- Location: Lhasa, Tibet Autonomous Region, China
- Address: No. 13, Norbulingka Road, Lhasa
- Coordinates: 29°39′N 91°05′E﻿ / ﻿29.650°N 91.083°E
- Jurisdiction: China (Tibet Autonomous Region)
- Consul General: Laxmi Prasad Niraula
- Website: Official website

= Consulate General of Nepal, Lhasa =

Consulate General of Nepal, Lhasa (नेपाली महावाणिज्यदूतावास, ल्हासा; 尼泊尔驻拉萨总领事馆) is the consular mission of the Federal Democratic Republic of Nepal in Lhasa, Tibet Autonomous Region of the People's Republic of China. It is also the only foreign consular office in the Tibet Autonomous Region.

== History ==
On May 11, 1958, the Consulate General of Nepal in Lhasa was opened and on September 27, 2019, the new Consulate General was completed. The embassy is located at No. 13, Norbulingka Road, Lhasa.
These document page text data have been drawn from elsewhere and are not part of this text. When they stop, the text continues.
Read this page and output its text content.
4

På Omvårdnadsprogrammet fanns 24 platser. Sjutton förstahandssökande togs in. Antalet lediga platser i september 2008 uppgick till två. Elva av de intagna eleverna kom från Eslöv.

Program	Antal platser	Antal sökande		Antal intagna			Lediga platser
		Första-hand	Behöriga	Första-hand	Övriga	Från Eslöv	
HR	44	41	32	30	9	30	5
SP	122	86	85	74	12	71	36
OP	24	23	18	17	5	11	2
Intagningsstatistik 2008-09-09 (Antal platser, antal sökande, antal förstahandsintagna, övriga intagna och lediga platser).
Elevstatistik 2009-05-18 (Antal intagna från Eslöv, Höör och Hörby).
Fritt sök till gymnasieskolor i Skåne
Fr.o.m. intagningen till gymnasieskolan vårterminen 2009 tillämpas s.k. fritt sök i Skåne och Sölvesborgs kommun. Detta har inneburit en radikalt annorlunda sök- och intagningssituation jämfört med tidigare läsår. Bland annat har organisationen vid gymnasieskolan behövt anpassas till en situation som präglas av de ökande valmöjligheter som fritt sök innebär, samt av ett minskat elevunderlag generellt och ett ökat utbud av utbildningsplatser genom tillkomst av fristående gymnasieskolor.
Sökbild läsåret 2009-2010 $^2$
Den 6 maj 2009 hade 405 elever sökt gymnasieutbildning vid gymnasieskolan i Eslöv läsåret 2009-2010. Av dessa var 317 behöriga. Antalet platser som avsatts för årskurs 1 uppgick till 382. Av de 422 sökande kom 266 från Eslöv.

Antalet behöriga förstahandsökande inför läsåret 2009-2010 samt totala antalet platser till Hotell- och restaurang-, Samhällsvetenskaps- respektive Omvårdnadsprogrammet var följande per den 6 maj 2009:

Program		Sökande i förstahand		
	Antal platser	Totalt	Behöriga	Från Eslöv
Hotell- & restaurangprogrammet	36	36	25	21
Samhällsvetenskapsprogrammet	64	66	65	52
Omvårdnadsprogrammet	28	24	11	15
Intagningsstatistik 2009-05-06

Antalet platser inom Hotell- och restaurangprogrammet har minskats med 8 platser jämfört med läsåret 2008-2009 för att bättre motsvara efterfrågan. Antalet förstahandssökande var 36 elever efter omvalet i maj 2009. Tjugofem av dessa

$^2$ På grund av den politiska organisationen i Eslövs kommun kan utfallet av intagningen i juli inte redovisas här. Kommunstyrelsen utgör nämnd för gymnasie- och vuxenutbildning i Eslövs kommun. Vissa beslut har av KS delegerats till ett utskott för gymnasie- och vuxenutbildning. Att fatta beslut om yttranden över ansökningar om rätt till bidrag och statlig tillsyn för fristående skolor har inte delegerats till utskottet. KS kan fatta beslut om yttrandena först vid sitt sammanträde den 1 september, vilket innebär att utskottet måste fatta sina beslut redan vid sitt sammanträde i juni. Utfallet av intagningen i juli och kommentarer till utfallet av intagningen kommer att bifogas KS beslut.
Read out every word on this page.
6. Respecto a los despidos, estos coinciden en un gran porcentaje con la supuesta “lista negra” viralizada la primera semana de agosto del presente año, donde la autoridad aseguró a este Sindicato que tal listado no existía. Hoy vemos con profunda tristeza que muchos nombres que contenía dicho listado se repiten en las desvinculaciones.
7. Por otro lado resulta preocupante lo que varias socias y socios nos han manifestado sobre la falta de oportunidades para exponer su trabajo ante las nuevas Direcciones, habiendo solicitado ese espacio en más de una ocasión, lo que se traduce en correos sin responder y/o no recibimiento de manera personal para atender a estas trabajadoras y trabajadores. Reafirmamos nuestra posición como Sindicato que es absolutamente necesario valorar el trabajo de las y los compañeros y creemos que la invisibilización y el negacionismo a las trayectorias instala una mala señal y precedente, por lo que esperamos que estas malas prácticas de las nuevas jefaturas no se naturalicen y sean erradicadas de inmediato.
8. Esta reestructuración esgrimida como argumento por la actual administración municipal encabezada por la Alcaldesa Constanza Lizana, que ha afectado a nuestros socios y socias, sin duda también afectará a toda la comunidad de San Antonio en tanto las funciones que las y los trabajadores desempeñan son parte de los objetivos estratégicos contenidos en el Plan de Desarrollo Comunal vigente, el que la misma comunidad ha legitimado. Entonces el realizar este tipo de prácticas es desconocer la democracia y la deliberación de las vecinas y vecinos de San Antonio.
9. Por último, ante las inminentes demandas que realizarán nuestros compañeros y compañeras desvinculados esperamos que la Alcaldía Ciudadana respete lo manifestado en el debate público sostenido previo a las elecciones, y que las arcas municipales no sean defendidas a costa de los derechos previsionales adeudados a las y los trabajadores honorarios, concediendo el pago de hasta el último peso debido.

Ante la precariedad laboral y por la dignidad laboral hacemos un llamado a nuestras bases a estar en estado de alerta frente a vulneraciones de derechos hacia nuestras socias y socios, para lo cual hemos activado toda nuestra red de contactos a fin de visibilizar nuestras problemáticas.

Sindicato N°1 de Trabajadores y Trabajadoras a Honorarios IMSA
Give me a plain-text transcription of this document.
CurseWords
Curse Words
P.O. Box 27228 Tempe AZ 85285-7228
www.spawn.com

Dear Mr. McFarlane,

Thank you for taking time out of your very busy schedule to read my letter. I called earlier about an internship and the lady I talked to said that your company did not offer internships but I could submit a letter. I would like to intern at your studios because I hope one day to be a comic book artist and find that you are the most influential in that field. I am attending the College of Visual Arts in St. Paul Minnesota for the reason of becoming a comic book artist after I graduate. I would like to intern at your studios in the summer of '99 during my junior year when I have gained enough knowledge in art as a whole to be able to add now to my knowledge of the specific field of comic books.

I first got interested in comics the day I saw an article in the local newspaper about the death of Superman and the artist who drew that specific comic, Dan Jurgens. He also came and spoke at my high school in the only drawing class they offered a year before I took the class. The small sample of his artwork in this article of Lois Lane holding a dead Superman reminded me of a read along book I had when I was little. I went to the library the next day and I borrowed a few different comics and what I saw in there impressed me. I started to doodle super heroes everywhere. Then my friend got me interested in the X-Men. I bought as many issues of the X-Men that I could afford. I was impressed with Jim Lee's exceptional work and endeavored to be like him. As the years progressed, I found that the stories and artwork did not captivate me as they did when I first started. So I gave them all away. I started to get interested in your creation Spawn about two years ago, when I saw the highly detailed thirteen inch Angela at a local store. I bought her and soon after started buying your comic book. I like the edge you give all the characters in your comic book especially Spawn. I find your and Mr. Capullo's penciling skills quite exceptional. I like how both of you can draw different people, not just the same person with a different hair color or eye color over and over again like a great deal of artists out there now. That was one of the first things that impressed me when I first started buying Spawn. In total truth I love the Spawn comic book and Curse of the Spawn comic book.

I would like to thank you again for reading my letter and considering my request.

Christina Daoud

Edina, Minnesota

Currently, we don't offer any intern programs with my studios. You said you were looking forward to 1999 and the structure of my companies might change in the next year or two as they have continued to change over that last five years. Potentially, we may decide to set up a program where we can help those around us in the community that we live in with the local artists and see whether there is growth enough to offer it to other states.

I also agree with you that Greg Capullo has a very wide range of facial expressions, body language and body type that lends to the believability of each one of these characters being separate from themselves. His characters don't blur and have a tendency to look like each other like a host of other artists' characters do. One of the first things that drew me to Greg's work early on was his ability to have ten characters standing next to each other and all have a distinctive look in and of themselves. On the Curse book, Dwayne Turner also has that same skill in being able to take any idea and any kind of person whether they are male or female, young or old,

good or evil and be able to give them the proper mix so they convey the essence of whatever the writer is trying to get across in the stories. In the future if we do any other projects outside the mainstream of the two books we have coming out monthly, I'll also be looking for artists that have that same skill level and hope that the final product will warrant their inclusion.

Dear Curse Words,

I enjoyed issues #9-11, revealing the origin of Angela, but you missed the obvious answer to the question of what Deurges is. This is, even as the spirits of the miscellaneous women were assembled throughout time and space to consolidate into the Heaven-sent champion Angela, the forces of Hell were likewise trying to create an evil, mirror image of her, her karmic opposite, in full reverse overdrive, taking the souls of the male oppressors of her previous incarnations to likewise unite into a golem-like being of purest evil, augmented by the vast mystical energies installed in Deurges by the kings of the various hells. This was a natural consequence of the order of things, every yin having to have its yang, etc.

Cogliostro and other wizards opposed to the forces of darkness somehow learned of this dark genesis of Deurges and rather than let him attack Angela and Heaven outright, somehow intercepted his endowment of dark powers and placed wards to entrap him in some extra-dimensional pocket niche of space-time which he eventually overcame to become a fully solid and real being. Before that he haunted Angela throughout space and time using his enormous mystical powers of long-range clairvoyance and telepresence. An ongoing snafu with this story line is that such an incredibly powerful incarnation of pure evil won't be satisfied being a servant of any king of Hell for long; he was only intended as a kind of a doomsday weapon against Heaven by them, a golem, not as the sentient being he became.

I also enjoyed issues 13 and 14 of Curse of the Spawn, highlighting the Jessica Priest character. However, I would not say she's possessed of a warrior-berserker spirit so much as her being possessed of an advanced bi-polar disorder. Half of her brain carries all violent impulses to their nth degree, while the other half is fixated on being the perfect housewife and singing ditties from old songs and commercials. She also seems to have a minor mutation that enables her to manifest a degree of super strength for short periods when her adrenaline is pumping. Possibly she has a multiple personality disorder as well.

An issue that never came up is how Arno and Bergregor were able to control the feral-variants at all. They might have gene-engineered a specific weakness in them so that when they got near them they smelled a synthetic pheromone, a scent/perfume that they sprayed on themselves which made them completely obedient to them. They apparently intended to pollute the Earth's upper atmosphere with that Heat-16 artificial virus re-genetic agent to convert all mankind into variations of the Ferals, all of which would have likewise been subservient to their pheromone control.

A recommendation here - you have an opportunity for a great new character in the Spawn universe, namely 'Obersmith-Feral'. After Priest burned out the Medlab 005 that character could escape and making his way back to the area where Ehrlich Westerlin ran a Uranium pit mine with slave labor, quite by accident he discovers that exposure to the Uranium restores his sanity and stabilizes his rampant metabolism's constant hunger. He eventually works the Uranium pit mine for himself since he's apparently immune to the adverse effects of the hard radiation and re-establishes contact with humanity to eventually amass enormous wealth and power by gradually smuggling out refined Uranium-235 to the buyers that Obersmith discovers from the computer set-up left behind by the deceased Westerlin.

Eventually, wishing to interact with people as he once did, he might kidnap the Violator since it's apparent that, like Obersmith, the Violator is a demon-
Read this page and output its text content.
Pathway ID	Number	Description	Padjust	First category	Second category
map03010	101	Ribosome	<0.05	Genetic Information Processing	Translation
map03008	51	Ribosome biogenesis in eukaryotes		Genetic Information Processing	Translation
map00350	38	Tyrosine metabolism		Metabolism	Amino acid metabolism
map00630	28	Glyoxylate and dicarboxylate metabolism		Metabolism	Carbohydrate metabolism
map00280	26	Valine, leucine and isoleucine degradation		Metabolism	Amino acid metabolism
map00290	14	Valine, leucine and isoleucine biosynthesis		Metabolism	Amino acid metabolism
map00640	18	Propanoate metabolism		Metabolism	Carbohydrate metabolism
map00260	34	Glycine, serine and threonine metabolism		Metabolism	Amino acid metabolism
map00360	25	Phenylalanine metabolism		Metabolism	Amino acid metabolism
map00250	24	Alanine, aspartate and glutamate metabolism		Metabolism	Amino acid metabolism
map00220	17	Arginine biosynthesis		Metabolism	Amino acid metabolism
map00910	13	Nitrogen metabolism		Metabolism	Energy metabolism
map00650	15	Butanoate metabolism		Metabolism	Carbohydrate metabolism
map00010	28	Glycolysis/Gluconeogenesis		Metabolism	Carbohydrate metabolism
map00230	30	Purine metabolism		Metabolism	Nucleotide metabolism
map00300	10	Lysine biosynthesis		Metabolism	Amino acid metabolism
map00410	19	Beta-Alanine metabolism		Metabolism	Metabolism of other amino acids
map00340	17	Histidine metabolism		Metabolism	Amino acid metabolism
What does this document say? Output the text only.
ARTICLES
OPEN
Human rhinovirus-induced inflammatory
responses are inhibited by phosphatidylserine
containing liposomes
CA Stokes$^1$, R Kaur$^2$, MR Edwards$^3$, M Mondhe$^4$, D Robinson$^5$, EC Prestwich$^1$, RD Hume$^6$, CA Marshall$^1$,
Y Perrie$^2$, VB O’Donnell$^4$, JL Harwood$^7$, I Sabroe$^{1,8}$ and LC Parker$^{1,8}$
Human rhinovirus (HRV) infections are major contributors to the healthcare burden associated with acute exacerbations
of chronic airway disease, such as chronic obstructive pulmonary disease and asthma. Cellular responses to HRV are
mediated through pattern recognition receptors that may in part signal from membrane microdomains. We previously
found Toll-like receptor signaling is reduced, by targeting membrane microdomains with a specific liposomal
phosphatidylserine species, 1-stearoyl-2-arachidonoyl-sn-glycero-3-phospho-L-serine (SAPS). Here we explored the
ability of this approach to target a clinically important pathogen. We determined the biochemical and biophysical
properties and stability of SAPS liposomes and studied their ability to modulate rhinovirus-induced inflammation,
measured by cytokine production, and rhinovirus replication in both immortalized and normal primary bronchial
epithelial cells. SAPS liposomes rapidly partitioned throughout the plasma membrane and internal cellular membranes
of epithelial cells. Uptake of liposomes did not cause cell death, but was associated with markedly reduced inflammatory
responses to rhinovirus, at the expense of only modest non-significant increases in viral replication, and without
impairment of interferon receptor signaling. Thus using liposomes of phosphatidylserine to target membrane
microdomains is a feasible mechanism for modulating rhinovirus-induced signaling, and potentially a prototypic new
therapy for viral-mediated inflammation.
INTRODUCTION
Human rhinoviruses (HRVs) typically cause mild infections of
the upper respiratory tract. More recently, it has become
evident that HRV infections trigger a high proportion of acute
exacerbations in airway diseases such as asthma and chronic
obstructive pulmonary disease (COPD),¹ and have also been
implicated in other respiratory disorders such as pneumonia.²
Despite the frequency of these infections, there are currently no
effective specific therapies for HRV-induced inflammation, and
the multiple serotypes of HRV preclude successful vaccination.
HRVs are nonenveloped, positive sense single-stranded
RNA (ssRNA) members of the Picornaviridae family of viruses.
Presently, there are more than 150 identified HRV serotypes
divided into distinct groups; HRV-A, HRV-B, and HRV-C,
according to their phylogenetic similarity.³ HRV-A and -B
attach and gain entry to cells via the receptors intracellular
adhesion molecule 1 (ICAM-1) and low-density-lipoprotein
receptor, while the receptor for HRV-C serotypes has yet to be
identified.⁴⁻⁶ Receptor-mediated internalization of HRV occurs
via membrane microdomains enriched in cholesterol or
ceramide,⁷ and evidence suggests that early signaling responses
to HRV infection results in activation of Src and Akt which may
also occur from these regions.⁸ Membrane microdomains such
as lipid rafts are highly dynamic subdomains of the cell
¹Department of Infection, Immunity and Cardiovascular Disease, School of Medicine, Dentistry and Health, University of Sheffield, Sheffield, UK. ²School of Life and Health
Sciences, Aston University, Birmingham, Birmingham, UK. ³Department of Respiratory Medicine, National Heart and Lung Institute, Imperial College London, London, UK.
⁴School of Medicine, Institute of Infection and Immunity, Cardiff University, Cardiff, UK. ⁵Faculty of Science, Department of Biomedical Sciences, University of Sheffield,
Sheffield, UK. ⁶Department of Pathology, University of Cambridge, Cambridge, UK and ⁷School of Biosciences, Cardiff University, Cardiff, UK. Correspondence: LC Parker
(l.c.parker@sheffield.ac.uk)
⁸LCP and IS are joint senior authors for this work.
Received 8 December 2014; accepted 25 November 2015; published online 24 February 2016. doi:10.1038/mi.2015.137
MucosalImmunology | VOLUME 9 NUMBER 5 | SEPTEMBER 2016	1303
The officials of the Consulate General are the Consul General, the Consul, and the Consular Attaché. Citizens from all provinces and regions of China can apply for entry visas for Nepal at the Consulate General of Nepal in Lhasa. Tibet Autonomous Region funded remodeling of premises for Nepal's Consulate General in 2019.